I borghi marinari di Marina Grande e Marina Piccola, la frazione "agricola" del Capo di Sorrento, con le splendide rovine della Villa Romana di Pollio Felice ed i Bagni della Regina Giovanna, e poi le frazioni collinari di Priora, Cesarano e Casarlano, immerse negli splendidi uliveti.

Porta Marina Grande - SorrentoUna delle vie che collegano Marina Grande con la Città di Sorrento è costituita da gradoni in pietra di sapore medievale, alla fine della quale si giunge sotto l'arcata della suggestiva porta. La Porta della Marina Grande è stata probabilmente sino al sec. XV l'unico accesso alla città dal mare (lato nord-occidentale).
Nonostante i rifacimenti e le modifiche subite, conserva gran parte dei lineamenti dell'antica porta greca cioè l'apparato isodomico con "l'adesione perfetta" dei blocchi e la loro sistemazione alternata agli angoli. Interessante è la pianta a doppia porta che segue la curva della salita. Sono visibili inoltre tratti delle mura fiancheggianti la via che dall'esterno conduceva alla porta. La Porta di Marina Grande, praticamente aderente a Casa Gilda è la più antica delle porte dopo le demolizioni dell’800. Essa si trova all’estremità di una stradina stretta pendente che anticamente era aperta al  piede di una torre. Non si hanno immagini di questo varco, perché non sono stati ritrovati disegni del luogo. Forse venne rimodernato dall’architetto dopo la torre di San Bacolo. Della torre oggi è visibile la porta ed un brandello del cordone.
Il monumento è inoltre legato all'invasione dei Turchi del 13 giugno 1558 i quali, secondo la tradizione, attraverso la Porta della Marina Grande aperta da uno schiavo della famiglia Correale, entrarono nella città e la saccheggiarono. Partiti gli invasori, Sorrento fu protetta da una salda cinta muraria. La porta fu restaurata ed in seguito incorporata nella cinta di mura. 

Il Borgo di Marina Grande ora è una graziosa insenatura con il caratteristico villaggio di pescatori, uno stretto arenile e stabilimenti balneari. Tutt'oggi si celebra la festa di S. Anna il 26 luglio animata dal bagliore dei fuochi d'artificio che esplodono sul mare. 

Qui la prima domenica successiva al 26 Luglio, giorno di Sant'Anna, già nell'antichità si celebrava una caratteristica festa popolare che durava tutta la notte. Le barche giungevano alla Marina per gustare a bordo tipici piatti locali, ma anche a terra la festa aveva luogo con canti e balli folcloristici. Ancora oggi qui si celebra la festa di Sant'Anna animata dal bagliore e dal frastuono di fuochi pirotecnici che esplodono sul mare, richiamando un numeroso e partecipe pubblico.
I pescatori del Borgo della Marina Grande, appartenenti alla Confraternita di San Giovanni in Fontibus, fecero costruire qui la chiesa di Sant'Anna, dedicata in un primo momento alle anime del Purgatorio, poi alla Santa.

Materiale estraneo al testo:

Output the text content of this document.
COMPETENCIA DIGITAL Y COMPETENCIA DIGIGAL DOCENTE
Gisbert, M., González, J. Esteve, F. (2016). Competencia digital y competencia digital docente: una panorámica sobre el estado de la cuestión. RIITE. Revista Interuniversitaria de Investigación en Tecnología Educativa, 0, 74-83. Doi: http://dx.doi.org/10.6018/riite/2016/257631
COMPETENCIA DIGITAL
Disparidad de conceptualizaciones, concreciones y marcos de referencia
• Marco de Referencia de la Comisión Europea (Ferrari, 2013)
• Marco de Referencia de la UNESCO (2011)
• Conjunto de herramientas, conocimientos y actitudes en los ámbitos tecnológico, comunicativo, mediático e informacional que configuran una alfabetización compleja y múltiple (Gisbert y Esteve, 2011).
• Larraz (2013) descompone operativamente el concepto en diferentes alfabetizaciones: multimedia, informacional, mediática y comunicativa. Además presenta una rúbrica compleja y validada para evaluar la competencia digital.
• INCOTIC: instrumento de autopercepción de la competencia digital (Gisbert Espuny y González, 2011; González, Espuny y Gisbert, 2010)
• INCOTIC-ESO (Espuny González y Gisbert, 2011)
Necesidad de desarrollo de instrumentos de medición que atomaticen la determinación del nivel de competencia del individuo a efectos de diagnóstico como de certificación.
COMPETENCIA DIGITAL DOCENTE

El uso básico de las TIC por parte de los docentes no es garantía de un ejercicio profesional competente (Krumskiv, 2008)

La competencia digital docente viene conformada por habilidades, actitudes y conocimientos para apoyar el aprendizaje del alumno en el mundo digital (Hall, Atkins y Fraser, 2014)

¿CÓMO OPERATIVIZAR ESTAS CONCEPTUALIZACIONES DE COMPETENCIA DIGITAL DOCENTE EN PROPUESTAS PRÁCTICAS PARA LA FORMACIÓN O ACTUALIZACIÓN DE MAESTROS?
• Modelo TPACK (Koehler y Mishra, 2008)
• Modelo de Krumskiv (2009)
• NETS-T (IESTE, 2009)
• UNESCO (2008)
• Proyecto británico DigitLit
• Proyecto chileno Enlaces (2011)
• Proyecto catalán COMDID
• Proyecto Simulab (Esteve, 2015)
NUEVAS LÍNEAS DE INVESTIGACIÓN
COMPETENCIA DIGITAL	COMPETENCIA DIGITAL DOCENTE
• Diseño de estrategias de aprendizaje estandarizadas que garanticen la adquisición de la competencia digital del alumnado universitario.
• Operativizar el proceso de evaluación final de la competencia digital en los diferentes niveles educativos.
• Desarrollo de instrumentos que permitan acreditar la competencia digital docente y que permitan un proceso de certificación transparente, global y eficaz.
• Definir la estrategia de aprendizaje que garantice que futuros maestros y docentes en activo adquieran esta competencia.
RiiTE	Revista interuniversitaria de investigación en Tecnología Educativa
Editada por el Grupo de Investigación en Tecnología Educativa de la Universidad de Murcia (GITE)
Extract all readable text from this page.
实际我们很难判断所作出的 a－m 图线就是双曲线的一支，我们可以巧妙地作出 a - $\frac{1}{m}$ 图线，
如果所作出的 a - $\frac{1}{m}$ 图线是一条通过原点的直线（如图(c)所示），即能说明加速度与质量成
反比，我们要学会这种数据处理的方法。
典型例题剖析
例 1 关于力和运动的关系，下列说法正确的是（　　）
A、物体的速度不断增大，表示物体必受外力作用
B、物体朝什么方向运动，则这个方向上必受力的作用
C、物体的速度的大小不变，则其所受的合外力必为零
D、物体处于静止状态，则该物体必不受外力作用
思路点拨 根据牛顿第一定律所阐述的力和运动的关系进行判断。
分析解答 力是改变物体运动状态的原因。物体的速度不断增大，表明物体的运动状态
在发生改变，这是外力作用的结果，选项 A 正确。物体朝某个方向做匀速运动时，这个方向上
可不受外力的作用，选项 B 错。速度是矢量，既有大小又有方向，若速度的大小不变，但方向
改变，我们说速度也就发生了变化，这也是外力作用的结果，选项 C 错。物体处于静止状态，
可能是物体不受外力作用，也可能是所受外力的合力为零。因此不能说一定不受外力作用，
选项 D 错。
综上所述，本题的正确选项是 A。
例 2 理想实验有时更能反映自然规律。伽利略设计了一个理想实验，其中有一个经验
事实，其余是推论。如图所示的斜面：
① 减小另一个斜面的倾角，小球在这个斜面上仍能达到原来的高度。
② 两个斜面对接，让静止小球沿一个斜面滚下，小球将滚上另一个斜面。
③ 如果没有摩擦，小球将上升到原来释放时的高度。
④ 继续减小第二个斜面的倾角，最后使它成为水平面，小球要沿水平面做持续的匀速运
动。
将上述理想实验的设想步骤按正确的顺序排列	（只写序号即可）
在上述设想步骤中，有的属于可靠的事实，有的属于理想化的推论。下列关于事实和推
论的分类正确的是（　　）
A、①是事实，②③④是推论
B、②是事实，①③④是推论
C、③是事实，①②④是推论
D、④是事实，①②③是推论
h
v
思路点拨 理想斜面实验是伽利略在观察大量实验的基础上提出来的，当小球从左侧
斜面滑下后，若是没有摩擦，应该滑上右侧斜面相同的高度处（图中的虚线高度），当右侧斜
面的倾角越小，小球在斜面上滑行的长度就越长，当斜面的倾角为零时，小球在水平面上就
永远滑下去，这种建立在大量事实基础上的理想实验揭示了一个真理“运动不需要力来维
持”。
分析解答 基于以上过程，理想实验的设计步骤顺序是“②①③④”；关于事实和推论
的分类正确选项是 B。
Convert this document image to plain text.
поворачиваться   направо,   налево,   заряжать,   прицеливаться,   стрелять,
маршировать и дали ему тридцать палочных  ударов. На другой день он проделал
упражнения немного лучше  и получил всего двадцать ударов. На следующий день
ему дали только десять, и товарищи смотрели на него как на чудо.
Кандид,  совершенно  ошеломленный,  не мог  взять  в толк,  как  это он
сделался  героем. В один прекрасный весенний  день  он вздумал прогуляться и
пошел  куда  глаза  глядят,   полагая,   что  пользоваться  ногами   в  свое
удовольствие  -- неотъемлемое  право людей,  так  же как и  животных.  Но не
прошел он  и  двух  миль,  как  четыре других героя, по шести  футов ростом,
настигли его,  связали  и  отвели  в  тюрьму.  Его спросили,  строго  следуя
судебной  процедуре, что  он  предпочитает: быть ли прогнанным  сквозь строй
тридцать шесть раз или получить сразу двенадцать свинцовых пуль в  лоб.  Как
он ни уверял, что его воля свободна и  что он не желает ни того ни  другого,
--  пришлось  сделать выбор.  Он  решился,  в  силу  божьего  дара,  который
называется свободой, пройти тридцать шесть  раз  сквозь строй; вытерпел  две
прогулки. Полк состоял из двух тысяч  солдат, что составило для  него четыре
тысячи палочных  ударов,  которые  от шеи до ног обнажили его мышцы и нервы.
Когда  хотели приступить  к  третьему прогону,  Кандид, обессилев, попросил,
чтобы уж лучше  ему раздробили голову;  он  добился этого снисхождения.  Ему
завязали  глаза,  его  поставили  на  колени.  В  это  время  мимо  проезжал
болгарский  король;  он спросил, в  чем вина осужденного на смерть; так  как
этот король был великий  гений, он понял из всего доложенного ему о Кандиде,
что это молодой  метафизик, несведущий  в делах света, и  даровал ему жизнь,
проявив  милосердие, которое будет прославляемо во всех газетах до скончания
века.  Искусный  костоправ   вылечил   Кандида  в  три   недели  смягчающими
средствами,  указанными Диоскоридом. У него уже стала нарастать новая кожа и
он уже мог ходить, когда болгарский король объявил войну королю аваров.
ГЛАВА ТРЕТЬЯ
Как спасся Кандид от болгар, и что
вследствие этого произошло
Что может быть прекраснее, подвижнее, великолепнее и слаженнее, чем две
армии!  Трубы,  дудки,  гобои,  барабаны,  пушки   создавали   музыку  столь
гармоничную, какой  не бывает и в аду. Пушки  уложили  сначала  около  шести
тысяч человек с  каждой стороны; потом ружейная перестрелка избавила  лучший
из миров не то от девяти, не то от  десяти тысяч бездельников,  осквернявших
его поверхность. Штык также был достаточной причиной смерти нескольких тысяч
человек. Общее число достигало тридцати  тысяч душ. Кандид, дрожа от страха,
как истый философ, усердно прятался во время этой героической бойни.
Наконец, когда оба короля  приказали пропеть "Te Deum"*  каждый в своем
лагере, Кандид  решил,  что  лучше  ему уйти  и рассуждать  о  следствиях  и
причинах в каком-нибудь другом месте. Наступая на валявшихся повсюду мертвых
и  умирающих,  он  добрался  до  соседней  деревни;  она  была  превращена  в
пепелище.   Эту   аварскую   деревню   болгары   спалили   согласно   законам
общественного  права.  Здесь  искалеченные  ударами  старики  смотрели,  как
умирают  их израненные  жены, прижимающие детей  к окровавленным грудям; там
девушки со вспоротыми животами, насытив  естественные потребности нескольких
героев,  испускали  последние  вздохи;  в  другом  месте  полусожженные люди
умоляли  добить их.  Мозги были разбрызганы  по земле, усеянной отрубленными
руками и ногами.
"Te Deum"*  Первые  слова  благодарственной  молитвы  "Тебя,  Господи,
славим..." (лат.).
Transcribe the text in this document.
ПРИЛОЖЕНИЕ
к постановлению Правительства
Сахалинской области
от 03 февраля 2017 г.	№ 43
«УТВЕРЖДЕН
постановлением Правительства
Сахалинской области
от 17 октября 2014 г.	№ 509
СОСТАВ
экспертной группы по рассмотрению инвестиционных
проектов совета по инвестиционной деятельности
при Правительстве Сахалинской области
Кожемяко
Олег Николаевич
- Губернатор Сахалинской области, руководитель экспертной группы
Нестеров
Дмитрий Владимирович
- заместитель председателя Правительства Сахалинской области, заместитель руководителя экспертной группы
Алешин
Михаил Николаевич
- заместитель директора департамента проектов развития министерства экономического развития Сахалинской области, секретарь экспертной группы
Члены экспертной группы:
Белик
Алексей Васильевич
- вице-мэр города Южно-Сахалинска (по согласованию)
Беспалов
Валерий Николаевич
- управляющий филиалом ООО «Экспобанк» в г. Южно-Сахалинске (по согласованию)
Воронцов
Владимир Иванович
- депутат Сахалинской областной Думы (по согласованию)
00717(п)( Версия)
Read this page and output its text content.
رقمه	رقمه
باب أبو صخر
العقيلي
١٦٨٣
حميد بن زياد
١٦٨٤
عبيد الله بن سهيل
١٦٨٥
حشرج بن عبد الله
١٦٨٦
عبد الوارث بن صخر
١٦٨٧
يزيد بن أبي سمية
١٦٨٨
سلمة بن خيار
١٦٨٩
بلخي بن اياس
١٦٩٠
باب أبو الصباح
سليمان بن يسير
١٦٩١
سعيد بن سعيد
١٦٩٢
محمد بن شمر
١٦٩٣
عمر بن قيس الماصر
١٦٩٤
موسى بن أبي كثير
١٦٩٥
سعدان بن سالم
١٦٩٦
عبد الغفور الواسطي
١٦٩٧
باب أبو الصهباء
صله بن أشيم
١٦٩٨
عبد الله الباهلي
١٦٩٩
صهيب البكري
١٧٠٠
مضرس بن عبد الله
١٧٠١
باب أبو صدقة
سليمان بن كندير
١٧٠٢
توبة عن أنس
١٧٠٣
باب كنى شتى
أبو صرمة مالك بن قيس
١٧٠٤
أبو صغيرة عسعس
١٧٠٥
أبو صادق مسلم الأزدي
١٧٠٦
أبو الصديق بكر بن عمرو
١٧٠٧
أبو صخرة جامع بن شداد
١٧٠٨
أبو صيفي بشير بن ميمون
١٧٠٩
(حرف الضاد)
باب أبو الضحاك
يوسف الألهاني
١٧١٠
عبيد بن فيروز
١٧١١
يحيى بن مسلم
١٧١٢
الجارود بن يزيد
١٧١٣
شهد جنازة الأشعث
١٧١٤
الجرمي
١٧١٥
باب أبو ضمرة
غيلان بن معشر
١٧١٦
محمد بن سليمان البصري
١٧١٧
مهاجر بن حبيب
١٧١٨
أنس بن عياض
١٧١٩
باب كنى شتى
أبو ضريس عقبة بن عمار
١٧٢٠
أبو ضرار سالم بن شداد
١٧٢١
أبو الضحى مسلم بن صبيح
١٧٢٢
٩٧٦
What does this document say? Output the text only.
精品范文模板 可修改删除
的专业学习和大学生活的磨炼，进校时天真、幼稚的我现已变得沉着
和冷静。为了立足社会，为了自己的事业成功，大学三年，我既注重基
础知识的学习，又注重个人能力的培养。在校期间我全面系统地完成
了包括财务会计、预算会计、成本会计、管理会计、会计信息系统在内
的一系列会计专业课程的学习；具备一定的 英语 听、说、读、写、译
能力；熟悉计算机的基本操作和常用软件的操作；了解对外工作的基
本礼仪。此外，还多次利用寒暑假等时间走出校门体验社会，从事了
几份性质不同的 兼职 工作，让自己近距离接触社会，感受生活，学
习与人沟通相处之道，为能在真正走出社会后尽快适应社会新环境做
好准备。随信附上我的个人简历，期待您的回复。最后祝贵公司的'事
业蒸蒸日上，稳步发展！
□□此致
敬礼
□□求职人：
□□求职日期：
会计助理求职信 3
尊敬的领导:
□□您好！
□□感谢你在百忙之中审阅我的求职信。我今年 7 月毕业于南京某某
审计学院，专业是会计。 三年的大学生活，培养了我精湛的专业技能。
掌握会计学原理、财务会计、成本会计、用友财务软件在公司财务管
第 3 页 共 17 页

La chiesa subì un restauro nel 1800, durante il quale fu ampliata e l'ingresso fu spostato in avanti. All'interno presenta un'unica navata rettangolare con volta a botte; una balaustra in marmo policromo precede l'altare maggiore dove entro un piccolo tempio con nicchia è collocata la statua di Sant'Anna. Sono da segnalare inoltre due pregevoli sculture raffiguranti un San Giovanni Battista del secolo XVIII ed un imponente Cristo Crocifisso di manifattura popolare.